Smallwood, J. (2013). Searching for the elements of thought: Reply to Franklin, Mrazek, Broadway, and Schooler. Psychological Bulletin, 139(3), 542-547. doi:10.1037/a0031019.


Cite as: https://hdl.handle.net/11858/00-001M-0000-000E-FF4C-B
Abstract
Understanding thoughts with no perceptual basis is a complex problem, and the commentary by Franklin, Mrazek, Broadway, and Schooler (2013) highlighted some of the difficulties that can occur when theorizing about this topic. They argued that the suppression of external input during internal thought arises from the selection of internal information. However, once a process of competition has been resolved in favor of self-generated content, it is still necessary to explain the stability of that content over time. It is proposed that perceptual decoupling and the associated attenuation of external input make environmental information less likely to gain access to limited resources explaining how internal thoughts persist over time. Franklin and colleagues also claimed that perceptual decoupling is unnecessary for an internal train of thought because statements of necessity cannot be drawn from correlational evidence.

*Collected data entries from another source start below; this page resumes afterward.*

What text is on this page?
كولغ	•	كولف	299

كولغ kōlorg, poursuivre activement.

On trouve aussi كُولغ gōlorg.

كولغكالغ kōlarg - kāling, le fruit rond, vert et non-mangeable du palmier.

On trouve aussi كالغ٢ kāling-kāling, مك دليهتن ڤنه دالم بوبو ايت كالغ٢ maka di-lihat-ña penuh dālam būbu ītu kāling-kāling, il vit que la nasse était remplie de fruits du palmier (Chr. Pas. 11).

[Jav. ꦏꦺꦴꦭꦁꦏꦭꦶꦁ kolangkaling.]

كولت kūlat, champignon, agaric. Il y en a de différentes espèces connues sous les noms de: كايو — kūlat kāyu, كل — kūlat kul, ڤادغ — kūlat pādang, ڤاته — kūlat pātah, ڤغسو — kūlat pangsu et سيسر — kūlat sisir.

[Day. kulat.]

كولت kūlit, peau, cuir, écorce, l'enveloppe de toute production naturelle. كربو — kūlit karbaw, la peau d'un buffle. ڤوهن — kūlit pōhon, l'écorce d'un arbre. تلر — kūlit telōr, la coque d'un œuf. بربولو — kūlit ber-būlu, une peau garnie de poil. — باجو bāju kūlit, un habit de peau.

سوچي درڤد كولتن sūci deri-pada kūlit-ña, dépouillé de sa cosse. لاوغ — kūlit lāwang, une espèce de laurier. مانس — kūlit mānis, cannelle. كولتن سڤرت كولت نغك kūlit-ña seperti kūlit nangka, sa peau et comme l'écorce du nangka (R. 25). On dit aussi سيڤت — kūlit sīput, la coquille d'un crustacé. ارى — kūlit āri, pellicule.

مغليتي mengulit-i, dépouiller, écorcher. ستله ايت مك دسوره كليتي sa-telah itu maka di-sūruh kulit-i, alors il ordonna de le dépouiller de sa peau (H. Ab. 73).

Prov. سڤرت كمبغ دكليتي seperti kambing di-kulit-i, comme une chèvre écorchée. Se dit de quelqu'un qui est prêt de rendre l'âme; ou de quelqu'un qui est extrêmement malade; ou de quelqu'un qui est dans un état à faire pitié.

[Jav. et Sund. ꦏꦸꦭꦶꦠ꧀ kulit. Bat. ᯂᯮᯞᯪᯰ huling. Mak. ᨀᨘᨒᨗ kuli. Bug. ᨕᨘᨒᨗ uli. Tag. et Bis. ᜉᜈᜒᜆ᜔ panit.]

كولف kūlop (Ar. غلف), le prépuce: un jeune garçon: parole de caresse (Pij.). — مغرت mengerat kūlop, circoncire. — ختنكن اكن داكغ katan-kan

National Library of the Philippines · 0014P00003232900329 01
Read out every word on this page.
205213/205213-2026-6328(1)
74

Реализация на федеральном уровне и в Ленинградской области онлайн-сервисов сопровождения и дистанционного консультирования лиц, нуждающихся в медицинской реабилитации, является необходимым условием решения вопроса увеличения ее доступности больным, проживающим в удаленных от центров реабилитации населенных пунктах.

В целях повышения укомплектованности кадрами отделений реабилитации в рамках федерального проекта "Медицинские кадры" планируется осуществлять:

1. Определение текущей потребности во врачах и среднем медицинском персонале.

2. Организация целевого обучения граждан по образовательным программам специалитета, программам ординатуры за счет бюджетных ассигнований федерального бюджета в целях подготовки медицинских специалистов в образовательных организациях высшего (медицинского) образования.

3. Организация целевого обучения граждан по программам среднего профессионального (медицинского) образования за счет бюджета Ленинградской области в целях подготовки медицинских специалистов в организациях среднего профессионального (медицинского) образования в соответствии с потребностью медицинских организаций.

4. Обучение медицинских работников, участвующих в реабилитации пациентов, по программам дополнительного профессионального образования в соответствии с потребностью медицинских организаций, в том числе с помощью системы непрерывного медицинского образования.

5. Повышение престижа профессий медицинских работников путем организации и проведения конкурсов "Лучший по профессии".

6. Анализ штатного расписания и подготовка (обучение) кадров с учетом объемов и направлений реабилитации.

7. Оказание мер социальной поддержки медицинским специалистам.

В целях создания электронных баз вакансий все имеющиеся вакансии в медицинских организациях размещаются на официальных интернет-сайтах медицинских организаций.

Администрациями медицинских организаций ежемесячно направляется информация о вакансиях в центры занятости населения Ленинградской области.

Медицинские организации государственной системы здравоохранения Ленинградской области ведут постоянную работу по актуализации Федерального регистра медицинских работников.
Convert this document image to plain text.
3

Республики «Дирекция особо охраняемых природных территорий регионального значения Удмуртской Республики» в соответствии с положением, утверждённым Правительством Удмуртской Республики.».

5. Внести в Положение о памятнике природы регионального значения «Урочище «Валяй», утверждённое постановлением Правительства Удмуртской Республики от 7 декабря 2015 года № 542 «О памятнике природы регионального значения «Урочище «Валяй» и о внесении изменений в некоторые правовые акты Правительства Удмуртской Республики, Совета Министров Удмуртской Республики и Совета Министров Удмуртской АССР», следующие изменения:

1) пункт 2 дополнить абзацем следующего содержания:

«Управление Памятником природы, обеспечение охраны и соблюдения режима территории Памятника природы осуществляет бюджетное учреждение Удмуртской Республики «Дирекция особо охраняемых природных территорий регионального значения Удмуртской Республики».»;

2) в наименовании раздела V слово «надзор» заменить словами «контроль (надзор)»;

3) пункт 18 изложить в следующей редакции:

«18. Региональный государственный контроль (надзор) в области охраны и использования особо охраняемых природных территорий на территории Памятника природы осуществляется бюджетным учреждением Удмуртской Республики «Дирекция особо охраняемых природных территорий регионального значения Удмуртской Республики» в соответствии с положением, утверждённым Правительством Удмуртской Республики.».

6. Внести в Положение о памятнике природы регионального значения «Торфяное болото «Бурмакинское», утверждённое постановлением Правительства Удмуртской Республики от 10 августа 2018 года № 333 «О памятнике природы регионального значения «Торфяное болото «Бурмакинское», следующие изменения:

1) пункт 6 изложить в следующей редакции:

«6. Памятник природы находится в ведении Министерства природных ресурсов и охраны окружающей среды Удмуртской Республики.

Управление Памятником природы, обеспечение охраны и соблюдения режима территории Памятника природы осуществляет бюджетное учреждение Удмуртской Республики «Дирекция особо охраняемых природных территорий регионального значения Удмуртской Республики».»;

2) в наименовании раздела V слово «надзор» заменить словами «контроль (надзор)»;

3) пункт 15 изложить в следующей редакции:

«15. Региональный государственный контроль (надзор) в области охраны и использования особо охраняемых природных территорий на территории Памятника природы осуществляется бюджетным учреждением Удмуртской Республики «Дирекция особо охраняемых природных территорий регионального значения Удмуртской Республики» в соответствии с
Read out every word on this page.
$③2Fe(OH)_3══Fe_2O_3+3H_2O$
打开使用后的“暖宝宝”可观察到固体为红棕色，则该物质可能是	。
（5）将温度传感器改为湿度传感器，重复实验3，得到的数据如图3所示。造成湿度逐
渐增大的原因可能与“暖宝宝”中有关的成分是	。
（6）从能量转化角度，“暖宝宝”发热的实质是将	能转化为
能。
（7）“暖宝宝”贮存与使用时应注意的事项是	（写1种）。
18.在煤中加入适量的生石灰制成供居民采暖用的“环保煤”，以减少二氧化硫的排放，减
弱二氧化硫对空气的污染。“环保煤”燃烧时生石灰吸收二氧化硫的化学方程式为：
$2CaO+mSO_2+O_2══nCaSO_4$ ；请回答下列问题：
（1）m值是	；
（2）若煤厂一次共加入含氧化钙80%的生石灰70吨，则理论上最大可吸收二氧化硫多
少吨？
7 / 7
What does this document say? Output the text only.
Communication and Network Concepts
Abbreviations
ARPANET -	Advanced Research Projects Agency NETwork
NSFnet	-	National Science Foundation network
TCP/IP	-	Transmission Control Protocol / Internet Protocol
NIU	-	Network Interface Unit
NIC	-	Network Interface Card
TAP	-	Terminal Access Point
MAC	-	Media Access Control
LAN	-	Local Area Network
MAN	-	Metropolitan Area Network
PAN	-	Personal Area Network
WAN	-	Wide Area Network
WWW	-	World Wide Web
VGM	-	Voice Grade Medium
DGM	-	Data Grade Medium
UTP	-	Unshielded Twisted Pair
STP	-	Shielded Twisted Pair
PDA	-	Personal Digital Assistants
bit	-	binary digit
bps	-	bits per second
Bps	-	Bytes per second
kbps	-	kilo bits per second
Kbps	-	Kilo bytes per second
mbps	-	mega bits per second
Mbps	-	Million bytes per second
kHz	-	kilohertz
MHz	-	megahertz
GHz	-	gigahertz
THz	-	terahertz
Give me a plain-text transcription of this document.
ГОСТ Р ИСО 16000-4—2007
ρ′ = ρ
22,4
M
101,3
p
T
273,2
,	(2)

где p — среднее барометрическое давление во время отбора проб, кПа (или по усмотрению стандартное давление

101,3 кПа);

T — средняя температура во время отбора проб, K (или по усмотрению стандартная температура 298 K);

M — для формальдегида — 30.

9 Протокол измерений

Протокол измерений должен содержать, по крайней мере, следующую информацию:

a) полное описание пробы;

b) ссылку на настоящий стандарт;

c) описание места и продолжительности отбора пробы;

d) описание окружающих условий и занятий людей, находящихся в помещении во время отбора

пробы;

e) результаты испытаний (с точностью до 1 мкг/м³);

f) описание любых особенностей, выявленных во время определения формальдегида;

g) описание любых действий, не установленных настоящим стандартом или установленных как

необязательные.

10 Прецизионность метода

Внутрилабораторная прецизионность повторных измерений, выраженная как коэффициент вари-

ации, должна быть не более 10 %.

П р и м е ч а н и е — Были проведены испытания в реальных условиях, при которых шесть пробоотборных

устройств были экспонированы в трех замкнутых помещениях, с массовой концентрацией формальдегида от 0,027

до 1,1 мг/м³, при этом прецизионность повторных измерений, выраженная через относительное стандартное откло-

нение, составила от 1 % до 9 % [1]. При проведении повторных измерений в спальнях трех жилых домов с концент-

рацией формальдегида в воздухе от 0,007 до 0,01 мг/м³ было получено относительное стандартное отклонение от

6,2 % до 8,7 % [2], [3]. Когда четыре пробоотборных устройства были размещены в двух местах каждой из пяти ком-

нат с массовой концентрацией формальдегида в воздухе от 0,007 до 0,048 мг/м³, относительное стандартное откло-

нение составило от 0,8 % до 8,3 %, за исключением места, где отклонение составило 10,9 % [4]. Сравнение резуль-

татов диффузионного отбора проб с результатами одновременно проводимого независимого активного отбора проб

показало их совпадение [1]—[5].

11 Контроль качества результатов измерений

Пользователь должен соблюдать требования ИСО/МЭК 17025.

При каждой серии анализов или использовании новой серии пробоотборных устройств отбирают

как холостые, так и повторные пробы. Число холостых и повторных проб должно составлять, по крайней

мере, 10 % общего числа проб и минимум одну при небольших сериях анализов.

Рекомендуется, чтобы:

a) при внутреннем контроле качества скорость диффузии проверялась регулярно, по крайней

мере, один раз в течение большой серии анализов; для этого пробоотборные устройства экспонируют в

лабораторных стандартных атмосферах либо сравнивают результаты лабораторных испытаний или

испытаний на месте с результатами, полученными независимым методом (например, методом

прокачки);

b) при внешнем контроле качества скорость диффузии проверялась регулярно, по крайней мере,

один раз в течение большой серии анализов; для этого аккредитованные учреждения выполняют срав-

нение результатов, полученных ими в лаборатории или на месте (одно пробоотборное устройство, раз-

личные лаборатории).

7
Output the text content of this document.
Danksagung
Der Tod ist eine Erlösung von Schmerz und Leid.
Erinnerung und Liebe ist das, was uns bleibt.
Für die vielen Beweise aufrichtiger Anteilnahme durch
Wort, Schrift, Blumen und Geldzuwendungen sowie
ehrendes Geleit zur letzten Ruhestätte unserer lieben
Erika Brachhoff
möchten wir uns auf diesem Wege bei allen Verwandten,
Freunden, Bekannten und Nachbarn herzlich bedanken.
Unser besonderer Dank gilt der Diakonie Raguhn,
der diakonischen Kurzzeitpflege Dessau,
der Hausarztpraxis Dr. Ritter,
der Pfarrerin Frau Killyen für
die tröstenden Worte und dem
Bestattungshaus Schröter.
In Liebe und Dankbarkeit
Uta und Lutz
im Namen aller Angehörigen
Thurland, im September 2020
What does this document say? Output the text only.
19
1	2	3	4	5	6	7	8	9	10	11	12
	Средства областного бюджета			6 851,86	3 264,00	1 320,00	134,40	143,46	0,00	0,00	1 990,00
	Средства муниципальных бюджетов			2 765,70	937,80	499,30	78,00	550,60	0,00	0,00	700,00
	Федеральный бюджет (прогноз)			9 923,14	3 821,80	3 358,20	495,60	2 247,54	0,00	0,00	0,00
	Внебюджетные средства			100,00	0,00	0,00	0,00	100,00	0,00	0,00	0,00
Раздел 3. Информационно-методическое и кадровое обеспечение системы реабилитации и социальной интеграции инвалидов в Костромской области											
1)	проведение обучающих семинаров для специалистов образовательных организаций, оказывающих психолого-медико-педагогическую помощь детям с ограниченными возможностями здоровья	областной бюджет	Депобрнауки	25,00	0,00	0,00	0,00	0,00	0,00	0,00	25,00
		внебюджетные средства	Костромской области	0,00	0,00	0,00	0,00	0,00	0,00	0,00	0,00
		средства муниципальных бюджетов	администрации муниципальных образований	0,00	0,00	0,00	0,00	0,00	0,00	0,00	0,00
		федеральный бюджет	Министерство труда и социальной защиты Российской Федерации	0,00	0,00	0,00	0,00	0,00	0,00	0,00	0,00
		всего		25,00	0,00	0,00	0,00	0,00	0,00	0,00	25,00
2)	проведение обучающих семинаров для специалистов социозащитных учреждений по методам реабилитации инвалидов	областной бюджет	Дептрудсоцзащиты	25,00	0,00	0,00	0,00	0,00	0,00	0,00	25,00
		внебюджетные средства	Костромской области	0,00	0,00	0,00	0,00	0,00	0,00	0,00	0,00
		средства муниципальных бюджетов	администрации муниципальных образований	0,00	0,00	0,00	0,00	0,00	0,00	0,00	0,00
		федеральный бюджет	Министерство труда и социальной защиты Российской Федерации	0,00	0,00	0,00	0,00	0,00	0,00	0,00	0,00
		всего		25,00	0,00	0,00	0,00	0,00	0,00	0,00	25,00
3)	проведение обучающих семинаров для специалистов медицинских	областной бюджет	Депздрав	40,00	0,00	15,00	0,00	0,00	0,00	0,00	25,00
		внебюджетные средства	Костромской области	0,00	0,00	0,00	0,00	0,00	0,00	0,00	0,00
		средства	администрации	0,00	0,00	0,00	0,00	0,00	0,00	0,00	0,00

However, experimentally induced internal trains of thought also compete with concurrent external information, and this mutual inhibition is easily explained by assuming perceptual decoupling is necessary for the integrity of a detailed internal train of thought. I argue that the fundamental advantage of the process–occurrence framework is to highlight that self-generated thought is an emergent property from a general-purpose cognitive architecture and that models such as these will deepen our understanding more effectively than those focused on describing specific mental states.